DBScan on the original Iris data frame did not perform very well: it only detected 2 clusters and had a V-measure of 0.73.  

In this case, PCA appears to have not diminished nor improved the results, as the results for the PCA data frame were the same as the results for the original Iris data frame.

## Mean Shift

Mean shift clustering aims to discover “blobs” in a smooth density of samples. It is a centroid-based algorithm, which works by updating candidates for centroids to be the mean of the points within a given region. These candidates are then filtered in a post-processing stage to eliminate near-duplicates to form the final set of centroids.

n_jobs is the number of jobs to use for the computation.

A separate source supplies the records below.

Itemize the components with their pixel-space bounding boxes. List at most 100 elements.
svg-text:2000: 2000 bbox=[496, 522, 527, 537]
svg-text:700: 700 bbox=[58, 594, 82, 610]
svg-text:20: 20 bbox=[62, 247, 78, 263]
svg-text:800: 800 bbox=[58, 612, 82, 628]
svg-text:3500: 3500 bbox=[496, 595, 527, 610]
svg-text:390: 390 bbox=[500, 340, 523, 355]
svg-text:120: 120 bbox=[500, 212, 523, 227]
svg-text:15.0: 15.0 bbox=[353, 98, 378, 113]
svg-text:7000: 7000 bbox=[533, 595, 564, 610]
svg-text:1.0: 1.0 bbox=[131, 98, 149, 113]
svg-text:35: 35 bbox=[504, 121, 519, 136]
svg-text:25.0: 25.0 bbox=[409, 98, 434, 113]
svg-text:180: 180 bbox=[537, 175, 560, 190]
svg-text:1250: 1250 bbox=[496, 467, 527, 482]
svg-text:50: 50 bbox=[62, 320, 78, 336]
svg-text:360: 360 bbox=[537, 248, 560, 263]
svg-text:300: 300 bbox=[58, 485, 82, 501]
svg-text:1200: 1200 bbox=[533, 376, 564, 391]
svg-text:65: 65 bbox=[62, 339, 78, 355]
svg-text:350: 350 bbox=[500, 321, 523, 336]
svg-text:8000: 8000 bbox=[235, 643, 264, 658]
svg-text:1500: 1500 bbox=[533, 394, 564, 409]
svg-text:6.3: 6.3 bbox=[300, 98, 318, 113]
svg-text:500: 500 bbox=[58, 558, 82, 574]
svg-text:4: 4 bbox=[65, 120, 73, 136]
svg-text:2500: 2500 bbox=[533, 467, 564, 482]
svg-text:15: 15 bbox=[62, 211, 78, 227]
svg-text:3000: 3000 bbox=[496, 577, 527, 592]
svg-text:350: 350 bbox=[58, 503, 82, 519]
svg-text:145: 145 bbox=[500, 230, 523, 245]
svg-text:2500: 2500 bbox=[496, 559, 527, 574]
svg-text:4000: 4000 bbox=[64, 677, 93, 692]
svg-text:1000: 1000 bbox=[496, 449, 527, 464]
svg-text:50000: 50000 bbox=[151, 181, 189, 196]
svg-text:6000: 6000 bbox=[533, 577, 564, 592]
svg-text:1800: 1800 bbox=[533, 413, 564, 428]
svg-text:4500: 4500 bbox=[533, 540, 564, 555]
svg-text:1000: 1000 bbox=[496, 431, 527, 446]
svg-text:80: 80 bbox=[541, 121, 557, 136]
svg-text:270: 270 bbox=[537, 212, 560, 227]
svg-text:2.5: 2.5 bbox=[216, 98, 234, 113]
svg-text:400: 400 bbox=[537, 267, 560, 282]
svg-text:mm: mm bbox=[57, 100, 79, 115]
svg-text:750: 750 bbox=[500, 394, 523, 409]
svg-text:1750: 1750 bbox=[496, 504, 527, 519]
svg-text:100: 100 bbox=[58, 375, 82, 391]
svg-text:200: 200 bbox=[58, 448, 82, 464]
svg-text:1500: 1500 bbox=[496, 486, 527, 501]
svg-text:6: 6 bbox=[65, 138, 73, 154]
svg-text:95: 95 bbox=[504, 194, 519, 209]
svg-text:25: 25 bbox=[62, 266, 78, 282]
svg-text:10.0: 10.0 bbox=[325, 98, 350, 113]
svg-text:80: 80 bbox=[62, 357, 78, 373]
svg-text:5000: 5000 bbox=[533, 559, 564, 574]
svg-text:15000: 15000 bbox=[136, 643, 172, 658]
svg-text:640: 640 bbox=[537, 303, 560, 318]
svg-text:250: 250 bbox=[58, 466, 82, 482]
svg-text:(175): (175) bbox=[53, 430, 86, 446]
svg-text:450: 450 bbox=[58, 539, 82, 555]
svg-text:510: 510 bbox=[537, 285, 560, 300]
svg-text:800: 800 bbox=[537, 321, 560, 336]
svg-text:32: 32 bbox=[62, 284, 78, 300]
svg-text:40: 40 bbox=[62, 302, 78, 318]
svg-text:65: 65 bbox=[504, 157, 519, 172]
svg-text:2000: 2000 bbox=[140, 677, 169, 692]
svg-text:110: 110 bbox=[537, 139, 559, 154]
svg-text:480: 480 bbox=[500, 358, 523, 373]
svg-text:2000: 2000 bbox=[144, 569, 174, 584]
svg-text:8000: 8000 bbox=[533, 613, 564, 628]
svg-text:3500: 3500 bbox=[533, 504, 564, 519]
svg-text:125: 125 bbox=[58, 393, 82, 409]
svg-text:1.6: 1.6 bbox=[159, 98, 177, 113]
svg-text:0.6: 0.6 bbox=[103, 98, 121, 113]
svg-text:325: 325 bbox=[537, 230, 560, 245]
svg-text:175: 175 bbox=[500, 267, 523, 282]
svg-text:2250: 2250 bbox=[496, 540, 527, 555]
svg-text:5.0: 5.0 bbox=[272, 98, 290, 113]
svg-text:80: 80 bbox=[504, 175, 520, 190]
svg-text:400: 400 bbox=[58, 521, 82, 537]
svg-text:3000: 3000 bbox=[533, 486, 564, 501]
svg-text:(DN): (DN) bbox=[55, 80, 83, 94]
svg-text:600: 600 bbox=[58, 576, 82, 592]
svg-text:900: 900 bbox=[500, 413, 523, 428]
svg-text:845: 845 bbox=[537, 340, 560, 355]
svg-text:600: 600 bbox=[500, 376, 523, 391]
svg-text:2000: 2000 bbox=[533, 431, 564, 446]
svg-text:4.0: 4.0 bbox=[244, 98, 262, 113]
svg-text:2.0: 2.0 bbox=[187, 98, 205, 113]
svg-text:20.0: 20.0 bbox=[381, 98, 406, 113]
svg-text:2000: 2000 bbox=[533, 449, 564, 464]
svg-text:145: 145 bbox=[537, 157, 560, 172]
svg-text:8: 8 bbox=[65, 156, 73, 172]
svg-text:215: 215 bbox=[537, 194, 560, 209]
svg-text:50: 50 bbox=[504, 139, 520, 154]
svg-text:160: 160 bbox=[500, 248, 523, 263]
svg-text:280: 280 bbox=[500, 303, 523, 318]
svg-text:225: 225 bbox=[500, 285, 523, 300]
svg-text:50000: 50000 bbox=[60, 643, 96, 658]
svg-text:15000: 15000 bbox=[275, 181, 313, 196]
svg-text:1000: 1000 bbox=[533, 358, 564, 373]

This works by computing each of the n_init runs in parallel. -1 means using all processors. 

In [None]:
iris_clustering(MeanShift, iris_features, iris_target, n_jobs=-1)

Visualization notes: Setosa is nicely separated as it's own cluster, but versicolor and virginica are combined as one cluster.

In [None]:
iris_clustering(MeanShift, iris_PCA, iris_target, n_jobs=-1)

Visualization notes: Setosa is all clustered together but this cluster also contains some versicolor.  The remaining versicolor are combined in one cluster with virginica.

Results:

Mean Shift on the original Iris data frame did not perform very well: it only detected 2 clusters and had a V-measure of 0.73. Note that these results are the same as the DBScan on the original Iris data frame. 

In this case, PCA appears to have diminished the results.  It too, detected only 2 clusters but it's V-measure of 0.61 reflects the fact that six of the Versicolor are not in the same cluster as the other Versicolor records.

## Conclusions: 

To evaluate the various techniques, on both the original Iris data frame and on the corresponding PCA data frame, we will use the V-measure.  This measure combines the concept of completeness (all members of a target class are in the same cluster) and homogeneity (each cluster contains only members of one target class).

The results of our analysis are:

Method         | Data Frame | V-Measure
:-----         | :----      | :-----
KMeans         | Iris       | 0.90
Kmeans         | PCA        | 0.66
Agglomerative  | Iris       | 0.86
Agglomerative  | PCA        | 0.68
DBScan         | Iris       | 0.73
DBScan         | PCA        | 0.73
MeanShift      | Iris       | 0.73
MeanShift      | PCA        | 0.61

For the clustering techniques and data set used in this analysis:

* The technique that performed the best was Kmeans on the original Iris data frame.
* The technique that performed the worst was MeanShift on the PCA data frame.

Also, for this data set and using 3 principal components in our PCA data frame, PCA appears to be at best neutral (in DBScan) and at worst to have a detrimental effect on our clustering results.